China and America in the Middle East

Mar 11, 2024
American and Chinese flags on a world map representing bilateral relations and trade.

An interesting essay that takes a critical but well-informed look at the development of China’s Middle East policy-settings recently appeared in the journal Foreign Policy. You can read the article – written by Yun Sun, director of the China Program at the Washington-based Stimson Centre.

Ms Sun draws on much relevant experience as she writes, having spent many years reviewing Chinese international policy-making (including at the International Crisis Group and the Brookings Institution) after first graduating in Beijing.

This essay maintains that China does not want to replace the US as the primary security guarantor in the Middle East – for one thing, as Ms Sun observes, Beijing’s limited defence budget precludes this. In brief, the author briskly argues that China is ultimately pleased to benefit from the US security architecture established in the Middle East (53% of its crude oil imports come from there) while at the same time challenging and criticising US policy in that region. As the-title says: “China Wants to Weaken, Not Replace the U.S. in the Middle East.”

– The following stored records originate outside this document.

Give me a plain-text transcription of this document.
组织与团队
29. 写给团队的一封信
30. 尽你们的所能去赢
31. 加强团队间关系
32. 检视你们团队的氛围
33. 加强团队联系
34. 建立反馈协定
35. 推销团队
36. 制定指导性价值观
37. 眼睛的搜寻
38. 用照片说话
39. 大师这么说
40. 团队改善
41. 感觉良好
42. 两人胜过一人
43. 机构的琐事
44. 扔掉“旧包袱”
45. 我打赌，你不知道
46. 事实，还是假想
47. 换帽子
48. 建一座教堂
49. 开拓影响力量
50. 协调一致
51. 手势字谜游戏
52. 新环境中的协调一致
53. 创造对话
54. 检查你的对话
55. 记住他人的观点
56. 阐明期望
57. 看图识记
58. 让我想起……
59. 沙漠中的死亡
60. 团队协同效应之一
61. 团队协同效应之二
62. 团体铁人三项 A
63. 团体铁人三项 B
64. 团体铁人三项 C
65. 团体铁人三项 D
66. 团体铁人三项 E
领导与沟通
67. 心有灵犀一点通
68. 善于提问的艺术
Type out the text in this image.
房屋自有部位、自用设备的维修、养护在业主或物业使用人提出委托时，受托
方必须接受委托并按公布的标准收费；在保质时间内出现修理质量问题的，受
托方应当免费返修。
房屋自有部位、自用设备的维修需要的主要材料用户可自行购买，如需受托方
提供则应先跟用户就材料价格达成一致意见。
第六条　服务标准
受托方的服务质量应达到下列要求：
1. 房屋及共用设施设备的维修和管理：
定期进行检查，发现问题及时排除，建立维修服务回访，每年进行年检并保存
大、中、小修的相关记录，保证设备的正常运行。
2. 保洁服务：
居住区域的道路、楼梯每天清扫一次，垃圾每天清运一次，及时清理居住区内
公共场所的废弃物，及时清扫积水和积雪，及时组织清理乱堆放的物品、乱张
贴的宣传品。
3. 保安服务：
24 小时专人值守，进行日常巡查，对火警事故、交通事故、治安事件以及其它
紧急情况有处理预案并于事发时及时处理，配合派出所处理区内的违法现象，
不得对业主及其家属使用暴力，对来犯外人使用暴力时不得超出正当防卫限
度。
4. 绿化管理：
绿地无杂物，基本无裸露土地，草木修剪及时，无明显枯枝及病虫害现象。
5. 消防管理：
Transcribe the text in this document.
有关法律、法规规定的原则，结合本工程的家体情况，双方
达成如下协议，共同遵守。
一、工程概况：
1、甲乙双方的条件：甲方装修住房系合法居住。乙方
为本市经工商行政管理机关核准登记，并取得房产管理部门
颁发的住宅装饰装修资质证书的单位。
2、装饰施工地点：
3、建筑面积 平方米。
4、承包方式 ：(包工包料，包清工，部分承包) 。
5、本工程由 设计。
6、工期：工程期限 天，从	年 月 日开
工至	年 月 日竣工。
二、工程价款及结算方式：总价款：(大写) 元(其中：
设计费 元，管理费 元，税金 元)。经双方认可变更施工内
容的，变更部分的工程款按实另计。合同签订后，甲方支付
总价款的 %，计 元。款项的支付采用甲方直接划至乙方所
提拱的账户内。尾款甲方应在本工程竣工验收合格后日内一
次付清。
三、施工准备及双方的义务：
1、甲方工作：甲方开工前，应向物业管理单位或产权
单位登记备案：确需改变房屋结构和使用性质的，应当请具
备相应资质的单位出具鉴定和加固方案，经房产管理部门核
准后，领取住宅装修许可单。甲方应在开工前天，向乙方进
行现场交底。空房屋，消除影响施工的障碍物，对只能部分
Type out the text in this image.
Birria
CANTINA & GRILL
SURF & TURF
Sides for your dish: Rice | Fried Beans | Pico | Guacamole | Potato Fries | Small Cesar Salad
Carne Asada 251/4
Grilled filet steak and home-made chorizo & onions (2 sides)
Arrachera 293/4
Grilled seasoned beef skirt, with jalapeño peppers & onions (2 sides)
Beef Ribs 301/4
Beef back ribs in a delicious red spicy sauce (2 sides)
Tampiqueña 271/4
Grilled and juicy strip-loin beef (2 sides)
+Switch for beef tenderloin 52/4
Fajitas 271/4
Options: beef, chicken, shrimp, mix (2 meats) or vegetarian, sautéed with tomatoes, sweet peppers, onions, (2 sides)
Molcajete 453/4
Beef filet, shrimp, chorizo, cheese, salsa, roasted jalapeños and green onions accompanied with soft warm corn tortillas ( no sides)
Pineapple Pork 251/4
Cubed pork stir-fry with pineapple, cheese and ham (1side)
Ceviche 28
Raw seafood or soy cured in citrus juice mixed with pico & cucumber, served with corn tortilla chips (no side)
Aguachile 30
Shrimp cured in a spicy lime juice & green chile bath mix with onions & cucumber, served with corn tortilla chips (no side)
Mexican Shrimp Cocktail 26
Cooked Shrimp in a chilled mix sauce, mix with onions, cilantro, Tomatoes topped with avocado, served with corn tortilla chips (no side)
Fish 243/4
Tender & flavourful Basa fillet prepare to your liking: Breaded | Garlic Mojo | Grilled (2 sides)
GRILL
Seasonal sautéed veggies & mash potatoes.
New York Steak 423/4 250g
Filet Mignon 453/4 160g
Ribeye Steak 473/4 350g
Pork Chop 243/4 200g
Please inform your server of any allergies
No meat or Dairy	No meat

Assuming that Beijing’s policy is measurably opportunistic, as argued, Sun’s article implicitly also tells us how that broad policy approach signals a pragmatically embedded, mature attitude to addressing serious foreign policy challenges. Notwithstanding the now continuous spasms of anxiety-fuelled antagonism directed at Beijing from Washington, Beijing can still stand back and see clearly where the US and China share mutual interests. Moreover, China understands where American action may be delivering certain beneficial outcomes. Imagine what a less upside-down world we might be living in today if Washington’s increasingly paranoid foreign policy was visibly closer to being this grounded.